Identifying and empowering the group who will transform the written policy to a way of life within the organization is the most important part of the credit policy. How the responsibility and authority is divided will either produce a highly effective credit department or a serious cost burden on the organization. Senior management, at this point, must clearly define the credit authority and responsibility of the chosen individual or group. Once established, management must uphold the decision of the credit group throughout the entire management infrastructure. If the credit responsibility and authority is not held steadfast by senior management, the credit function will be riddled with squabbling, poor morale, and horrid results.
Ideally, the credit function should report to the most senior of management; treasurer and / or finance committee. At this level of authority, the decision makers have already established the organization’s affinity for risk. Therefore, they must be the body that determines if the organization should accept an engagement for a client which poses a higher than acceptable amount of credit risk. Following are examples of how the credit responsibility section of the credit policy can be worded.
The credit department reports to the office of the treasurer (managing partner); it includes all functions relating to the extension of credit, collections and cash application. The credit manager establishes all credit limits, has final authority to hold or release all engagements when credit problems exist, decides when credit privileges should be revoked and decides when formal credit activity should be initiated.
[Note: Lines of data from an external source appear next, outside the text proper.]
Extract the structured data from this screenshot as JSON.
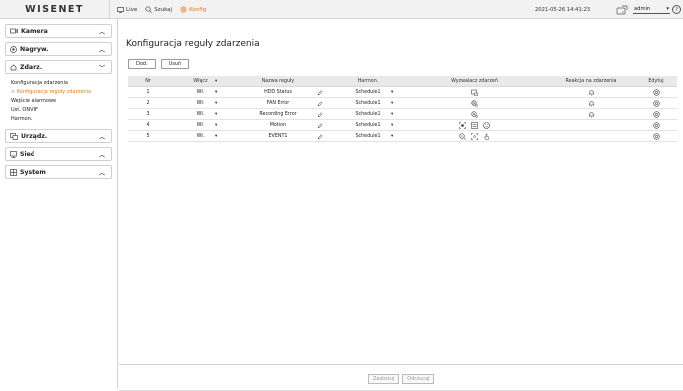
{
  "app": {
    "logo": "WISENET"
  },
  "topnav": [
    {
      "label": "Live",
      "icon": "monitor-icon"
    },
    {
      "label": "Szukaj",
      "icon": "search-icon"
    },
    {
      "label": "Konfig",
      "icon": "gear-icon"
    }
  ],
  "header": {
    "datetime": "2021-05-26 14:41:23",
    "user": "admin",
    "help": "?"
  },
  "sidebar": {
    "sections": [
      {
        "label": "Kamera",
        "icon": "camera-icon",
        "expanded": false
      },
      {
        "label": "Nagryw.",
        "icon": "record-icon",
        "expanded": false
      },
      {
        "label": "Zdarz.",
        "icon": "event-icon",
        "expanded": true,
        "items": [
          "Konfiguracja zdarzenia",
          "Konfiguracja reguły zdarzenia",
          "Wejście alarmowe",
          "Ust. ONVIF",
          "Harmon."
        ]
      },
      {
        "label": "Urządz.",
        "icon": "device-icon",
        "expanded": false
      },
      {
        "label": "Sieć",
        "icon": "network-icon",
        "expanded": false
      },
      {
        "label": "System",
        "icon": "system-icon",
        "expanded": false
      }
    ],
    "active_item": "Konfiguracja reguły zdarzenia"
  },
  "main": {
    "title": "Konfiguracja reguły zdarzenia",
    "add_label": "Dod.",
    "delete_label": "Usuń",
    "columns": [
      "Nr",
      "Włącz",
      "Nazwa reguły",
      "Harmon.",
      "Wyzwalacz zdarzeń",
      "Reakcja na zdarzenia",
      "Edytuj"
    ],
    "rows": [
      {
        "nr": "1",
        "enable": "Wł.",
        "name": "HDD Status",
        "schedule": "Schedule1",
        "triggers": [
          "hdd-status-icon"
        ],
        "reaction": "bell-icon"
      },
      {
        "nr": "2",
        "enable": "Wł.",
        "name": "FAN Error",
        "schedule": "Schedule1",
        "triggers": [
          "fan-error-icon"
        ],
        "reaction": "bell-icon"
      },
      {
        "nr": "3",
        "enable": "Wł.",
        "name": "Recording Error",
        "schedule": "Schedule1",
        "triggers": [
          "recording-error-icon"
        ],
        "reaction": "bell-icon"
      },
      {
        "nr": "4",
        "enable": "Wł.",
        "name": "Motion",
        "schedule": "Schedule1",
        "triggers": [
          "motion-icon",
          "video-analytics-icon",
          "face-icon"
        ],
        "reaction": ""
      },
      {
        "nr": "5",
        "enable": "Wł.",
        "name": "EVENT1",
        "schedule": "Schedule1",
        "triggers": [
          "video-loss-icon",
          "tampering-icon",
          "touch-icon"
        ],
        "reaction": ""
      }
    ],
    "apply_label": "Zastosuj",
    "cancel_label": "Odrzucaj"
  },
  "colors": {
    "accent": "#e07a1f",
    "header_bg": "#e9e9e9",
    "topbar_bg": "#f2f2f2"
  }
}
Recognizing that certain engagements can be beneficial to the organization, the policy could carve out sections that cap credit limits to the credit department and permit management some slack in accepting the engagement. An example for which as follows:
The credit department reports to the office of the treasurer (managing partner). The credit manager may establish credit limits up to $ XX,XXX, and the manager may delegate up to $X,XXX of authority to other credit personnel. Higher limits MUST be approved by the office of the treasurer (managing partner). Those parties requesting higher credit limits than established by the credit department must submit a comprehensive business model as the amount of credit requested, terms of payment and means by which the credit risk is mitigated to firm established limits. In the event an engagement is being withheld because of credit problems, all parties including the office of the treasurer (managing partner), must meet to gain consensus on a solution.
The clarity and authority by which this section of the policy is written will determine the effectiveness of the credit function in the organization. Organizations need to realize that they needn’t accept every engagement. It is interesting to witness the number of organizations that accept engagements from clients who have a higher probability of default than making payment terms. Organizations fail to internalize that doing work for which no payment will be received is known as ‘charity’. As mentioned previously and will be again, the suggestion isn’t to shun these engagements, but rather build a payment arrangement, through retainers, COD etcetera that will allow the organization to accept the engagement through the mitigation of risk to an acceptable level.
There are many tools available to the credit manager and the organization that will allow them to mitigate credit risk while accepting less than sterling engagements. However, the first step is to relinquish any ambiguity of credit responsibility and know definitively ‘who’ is on first!